One minute our advanced technology is going to give us more leisure time, the next it's extracting every last ounce of 'productivity' from us.
Make up your damn mind.
Unions come back & we need to make full time 32-35 hours a week to keep up with the job losses to automaton
It will never be anything *but* misused to micromanage you.
There's no value in that software compared to a spreadsheet and a punch-clock if you aren't using it to squeeze every last second out of the workers.
Joel Slatis, founder of Timesheets.com " “If you fill out a paper timecard and write down 8 a.m. when you come in at 8:02, no one is going to bat an eye. But if you do that when you leave too, that means you’re getting 5 minutes more a day. After a year, that’s a few days more vacation.”"
So, if I start at 757 and finish at 1702 every day then can I have a couple more days vacation? In the people's republic of Australia we do this, they are called rostered days off, basically we work 5% extra time for 19 days of the 4 weeks, and take the 20th off.
Time rounding is ok and the time from when you get to the office till getting to your work place should count as work time.
...they could start by eliminating everything that makes it hard to concentrate and focus when you actually want to.

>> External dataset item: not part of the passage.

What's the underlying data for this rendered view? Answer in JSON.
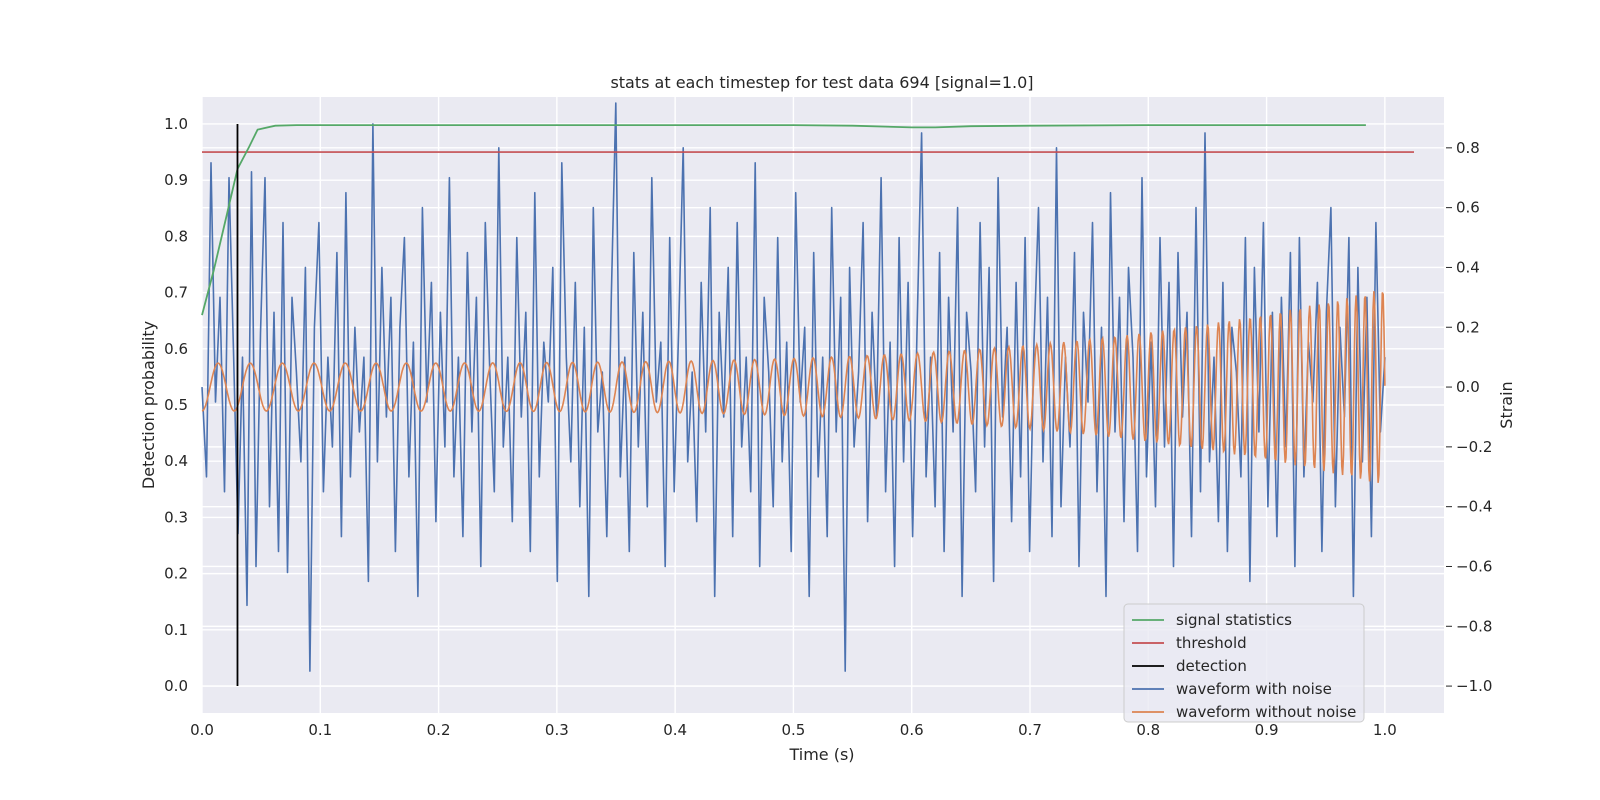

I have a hard time concentrating when the environment is noisy.
Interruptions can totally ruin my _day_ of production.
Lack of motivation ruins my creativity.
So if you want a productive environment, I really don't think forcing people to stare at an IDE is the solution.
Get rid of the cubicles, let people be in personal spaces (rooms) with 1-2 people. Make sure fans and other noise sources are silent. Get rid of drafts. Make the environment friendly and not sterile.
Make sure you don't schedule meetings during the day when people need to stay focused. Put them in mornings or late afternoons (before or after a long creative period).
Make sure your people feel involved in the project and the company. Give praise on any progress. Get involved and try to understand what's going on (details are not needed for this). Listen to them, the needs (for projects and for the workplace environment and need for time off). Send people on educations, workshops and courses to keep the skills updated (after their needs and wishes).
Trust them or the motivation is lost. Never micromanage. Get bosses and leaders that are good at being bosses leaders. (Don't promote to incompetence.)
It's not that hard.
while being incredibly productive. Thinking about or planning a task, waiting for a few minutes-long scripts to finish, etc. Just because I'm not moving my fingers on the keyboard doesn't mean productivity has halted. If you through some multi-tasking in their, you'll get a marked drop in productivity as my focus splits.
Do you remember when people stopped laboring with that hunter-gatherer stuff and started farming? Agrarian society... less work, less labor invested to produce food to feed the tribe.
That is simply not true. The hunter-gatherers worked less that us today, let alone the glorious times of the industrial revolution with its 16 hrs working days and horrendous safety record. If you meant that we work more in order to have a bit more than just food, shelter and clothing you might have had a point, but you specifically mention food only. Hilarious. Do you now [for instance] that the average height of humans took a hit after farming was "invented"? Sitting on one place without trade means [usually] poor diversity of food....that's just a small tread to pull if you like to study the subject....
Why do I feel this would be used to punish the real workers even more and give the women free passes? Offices I have been at always have some lazy workers (usually women) that facebook, and generally kill 3 to 5 hours a day till it is time to go home, smart phone broswering ( how does this help that?) personnel calls, office kitchen chatter, etc. Somehow I feel they will still be gone soft on and the people will use 95% of their time well will just be ridden harder. Because certain people just seem to get a free pass because of social tyes and manager subconscious favoritism.